BLE is gaining its heaviest traction in electronic wearables, where users are likely to have BLE-enabled smartphones and a willingness to try new technologies. Fitness aids are enjoying early success because their sensor payloads are relatively low power and they address a large user base.
Medical wearables will take longer because of regulatory concerns and the user base. Diabetics may carry several screens with them, and often these devices will use proprietary radio protocols. Moving to a standard protocol could reduce the carry burden and provide a more secure data link. Standardization improves security through the principle of “given enough eyeballs, all bugs are shallow.”
Home appliances may be third-wave BLE adopters. The power draw is irrelevant here. A high-efficiency transformer wastes 10,000 times more power than the radio uses. It likely won’t eliminate the need for a hardware user interface either. Who wants to load an app to microwave their dinner? The convincing use case is to provide powerful diagnostic and monitoring capabilities. A refrigerator can tell a user’s phone when it needs a new filter. Washing machines can push notifications. Smoke detectors will proactively demand replacement batteries.

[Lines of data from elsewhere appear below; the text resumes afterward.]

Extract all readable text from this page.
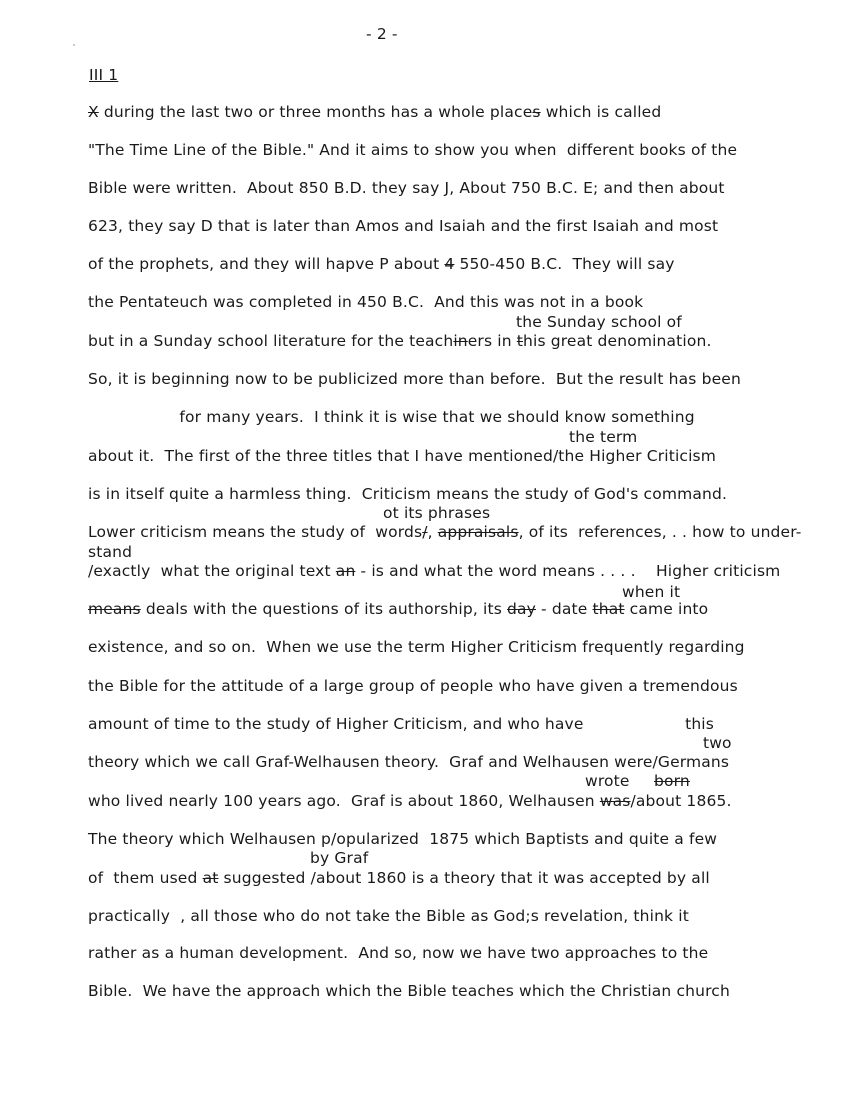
- 2 -
III 1
X during the last two or three months has a whole places which is called
"The Time Line of the Bible." And it aims to show you when  different books of the
Bible were written.  About 850 B.D. they say J, About 750 B.C. E; and then about
623, they say D that is later than Amos and Isaiah and the first Isaiah and most
of the prophets, and they will hapve P about 4 550-450 B.C.  They will say
the Pentateuch was completed in 450 B.C.  And this was not in a book
but in a Sunday school literature for the teachiners in this great denomination.
So, it is beginning now to be publicized more than before.  But the result has been
for many years.  I think it is wise that we should know something
about it.  The first of the three titles that I have mentioned/the Higher Criticism
is in itself quite a harmless thing.  Criticism means the study of God's command.
Lower criticism means the study of  words/, appraisals, of its  references, . . how to under-
/exactly  what the original text an - is and what the word means . . . .    Higher criticism
means deals with the questions of its authorship, its day - date that came into
existence, and so on.  When we use the term Higher Criticism frequently regarding
the Bible for the attitude of a large group of people who have given a tremendous
amount of time to the study of Higher Criticism, and who have                    this
theory which we call Graf-Welhausen theory.  Graf and Welhausen were/Germans
who lived nearly 100 years ago.  Graf is about 1860, Welhausen was/about 1865.
The theory which Welhausen p/opularized  1875 which Baptists and quite a few
of  them used at suggested /about 1860 is a theory that it was accepted by all
practically  , all those who do not take the Bible as God;s revelation, think it
rather as a human development.  And so, now we have two approaches to the
Bible.  We have the approach which the Bible teaches which the Christian church
the Sunday school of
the term
ot its phrases
stand
when it
two
wrote born
by Graf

Until 2010, Wibree and its competitors offered incrementally improved energy independence. But BLE’s rapid market growth offers an inexpensive and unobtrusive way for system architects to provide new and compelling user experiences.
ABOUT THE AUTHOR
Eric VanWyk, who wrote this essay for Circuit Cellar, is co-founder of Mooshim Engineering and an adjunct instructor at Franklin W. Olin College of Engineering in Needham, MA, where he earned his BSc in Electrical and Computer Engineering in 2007. His background is in educational robotics, short-range wireless, and medical device development. Eric and his business partner, James Whong, have joined the rapidly growing number of innovators developing hardware and sensor add-ons that take advantage of Bluetooth Low Energy (BLE) 4.0 in today’s mobile devices. Their crowdfunded Mooshimeter is a multichannel circuit testing meter that uses a smartphone or tablet, via BLE, as a wireless, high-resolution graphical display.